The doors for negotiation with Argentina have already been closed by law 26,017 and in these circumstances the future of the rights of these creditors looms in dark, which I think should not have been allowed to happen. The courts ought to have balanced the legal rights of the creditors with that of national interests of Argentina keeping in view the unprecedented and huge haircut.
VIII. Conclusion
Argentina debt restructuring has proved to be a perfect example of use of sovereign capacity to bargain favorably and now it has been accepted that the sovereign do use such tactics to strike a favorable terms in restructuring. Such practices are to be discouraged and condemned in the interests of the global financial system. It is agreed that restructurings are necessary for the financial health of a nation however this should not be secured at the sacrifice of settled principle of law and sanctity of these principles like principle of pair passé, good faith and voluntary participation should be preserved.
Argentina debt restructuring has raised some serious issues about subordination of the creditors and the breach of above mentioned principles. Inter-alia passage of law 26,017 is most detestable in view of the well accepted import of pari passu clause that the sovereign should not create a legal basis for discrimination amongst the creditors which is a natural and direct effect of this law and this is the basis which has made this case completely different form the decision of Elliot case . An analysis of the law has made it clear that the law has not only made the bonds of the holdout creditors worthless but has also created a superior class of creditors comprising of the participating creditors. The interests of the non participating creditors have been clearly subjugated and suppressed, which has led to complete frustration of the object of the pari passu clause in sovereign debt instruments. Moreover, the U.S courts also failed to consider this serious breach of pari passu clause, while promoting the so called judge mediated restructuring .

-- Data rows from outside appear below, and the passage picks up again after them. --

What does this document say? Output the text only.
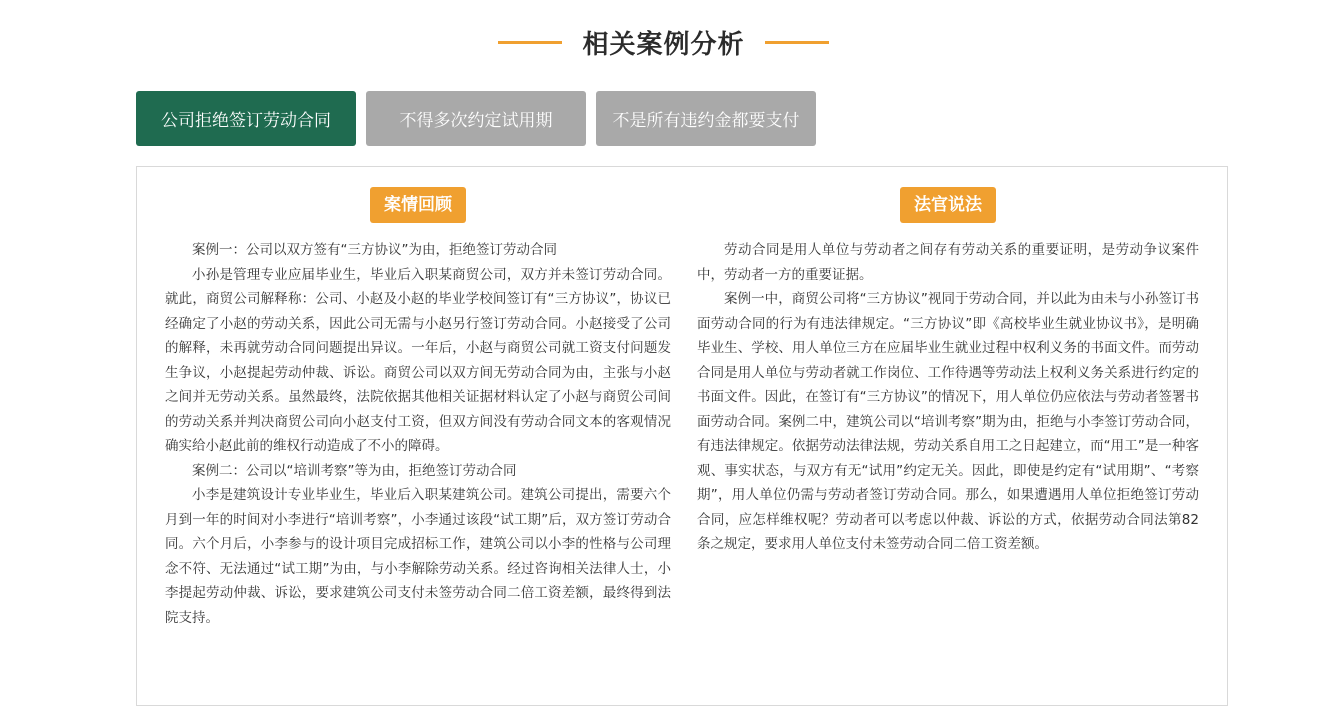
相关案例分析
公司拒绝签订劳动合同	不得多次约定试用期	不是所有违约金都要支付
案情回顾

案例一：公司以双方签有“三方协议”为由，拒绝签订劳动合同

小孙是管理专业应届毕业生，毕业后入职某商贸公司，双方并未签订劳动合同。就此，商贸公司解释称：公司、小赵及小赵的毕业学校间签订有“三方协议”，协议已经确定了小赵的劳动关系，因此公司无需与小赵另行签订劳动合同。小赵接受了公司的解释，未再就劳动合同问题提出异议。一年后，小赵与商贸公司就工资支付问题发生争议，小赵提起劳动仲裁、诉讼。商贸公司以双方间无劳动合同为由，主张与小赵之间并无劳动关系。虽然最终，法院依据其他相关证据材料认定了小赵与商贸公司间的劳动关系并判决商贸公司向小赵支付工资，但双方间没有劳动合同文本的客观情况确实给小赵此前的维权行动造成了不小的障碍。

案例二：公司以“培训考察”等为由，拒绝签订劳动合同

小李是建筑设计专业毕业生，毕业后入职某建筑公司。建筑公司提出，需要六个月到一年的时间对小李进行“培训考察”，小李通过该段“试工期”后，双方签订劳动合同。六个月后，小李参与的设计项目完成招标工作，建筑公司以小李的性格与公司理念不符、无法通过“试工期”为由，与小李解除劳动关系。经过咨询相关法律人士，小李提起劳动仲裁、诉讼，要求建筑公司支付未签劳动合同二倍工资差额，最终得到法院支持。

法官说法

劳动合同是用人单位与劳动者之间存有劳动关系的重要证明，是劳动争议案件中，劳动者一方的重要证据。

案例一中，商贸公司将“三方协议”视同于劳动合同，并以此为由未与小孙签订书面劳动合同的行为有违法律规定。“三方协议”即《高校毕业生就业协议书》，是明确毕业生、学校、用人单位三方在应届毕业生就业过程中权利义务的书面文件。而劳动合同是用人单位与劳动者就工作岗位、工作待遇等劳动法上权利义务关系进行约定的书面文件。因此，在签订有“三方协议”的情况下，用人单位仍应依法与劳动者签署书面劳动合同。案例二中，建筑公司以“培训考察”期为由，拒绝与小李签订劳动合同，有违法律规定。依据劳动法律法规，劳动关系自用工之日起建立，而“用工”是一种客观、事实状态，与双方有无“试用”约定无关。因此，即使是约定有“试用期”、“考察期”，用人单位仍需与劳动者签订劳动合同。那么，如果遭遇用人单位拒绝签订劳动合同，应怎样维权呢？劳动者可以考虑以仲裁、诉讼的方式，依据劳动合同法第82条之规定，要求用人单位支付未签劳动合同二倍工资差额。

Argentina should be encouraged to negotiate with these creditors so that Argentina debt restructuring can not be taken as an example by the other countries to easily evade their financial obligations by resorting to restructuring, which would not only negatively affect the development of these countries but also the global financial system. This has become more important in view if the robust economic performance of Argentina in the years just preceding the conclusion of the restructuring. According to Gullemo Nielson, Secretary Finanzas “Argentina grew by 8.8% in 2004 and 2003, one of the two or three countries with highest growth in the last two of three years and has almost recovered from all of grounds lost in terms of GDP between 1998 and 2002” (Speech delivered at Global Market Research Seminar, Argentina on 4 March 2005), which demonstrates the unwillingness rather than inability to meet its financial obligations.